The winning team drew on diverse backgrounds that included military service and cyber security. Members chose Lonergan as a coach based on her experience coaching Cyber 9/12 teams in the past.
“She told us all about what was needed to win,” Boyle said. “I would say the best thing we learned from her is that there’s no one-to-one policy response to any event or type of event, so a hack on US infrastructure doesn’t automatically ‘trigger’ a hack-back or military action. It’s all contextual.”
Boyle and Gurley said their team’s ultimate victory came as a surprise. “When they announced the results, and they walked across the stage to give second place to West Point, our jaws dropped,” Boyle said.
He expressed gratitude to Lonergan, his teammates, DCG, and the SIPA Cyber program.
Healey observed that competition alumni have gone on to work at the White House and in other diverse positions within the US government.
“AI and the cloud will continue to transform cybersecurity,” Healey said. “Students have a great advantage here as they will hopefully have used these tools during their time [at SIPA], and made the most of the opportunity to learn as much as possible before joining the workforce.”

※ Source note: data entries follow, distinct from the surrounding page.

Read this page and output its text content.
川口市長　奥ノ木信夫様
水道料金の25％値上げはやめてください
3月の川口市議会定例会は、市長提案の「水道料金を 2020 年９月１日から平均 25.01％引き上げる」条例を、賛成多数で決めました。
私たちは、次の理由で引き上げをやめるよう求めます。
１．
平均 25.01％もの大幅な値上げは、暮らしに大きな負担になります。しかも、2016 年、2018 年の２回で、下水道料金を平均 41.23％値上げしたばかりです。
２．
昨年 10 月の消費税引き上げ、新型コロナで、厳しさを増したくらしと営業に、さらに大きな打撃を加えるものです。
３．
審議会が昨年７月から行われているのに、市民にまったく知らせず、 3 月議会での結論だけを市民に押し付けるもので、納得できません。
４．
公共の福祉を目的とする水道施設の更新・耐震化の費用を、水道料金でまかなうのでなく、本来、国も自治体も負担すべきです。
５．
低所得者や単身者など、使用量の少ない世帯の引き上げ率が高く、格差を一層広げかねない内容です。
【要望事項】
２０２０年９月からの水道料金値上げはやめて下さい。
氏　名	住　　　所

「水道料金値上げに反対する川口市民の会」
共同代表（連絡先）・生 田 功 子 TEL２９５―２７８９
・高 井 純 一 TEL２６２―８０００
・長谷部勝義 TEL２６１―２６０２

The event also featured a fireside chat with Maria Ressa — the 2021 Nobel Peace Prize winner who is currently one of the Inaugural Carnegie Distinguished Fellows at SIPA’s Institute of Global Politics — in conversation with Camille François MIA ’13, a lecturer and senior researcher at SIPA who is collaborating with Ressa on an innovation lab on artificial intelligence. Ressa recounted a story about a friend’s kidnapping to emphasize the importance of people’s trust in information ecosystems. She said that local organizations like religious institutions and community groups can boost people's confidence in information systems by disseminating accurate news. Ressa also expressed her optimism about the next generation’s ability to combat disinformation.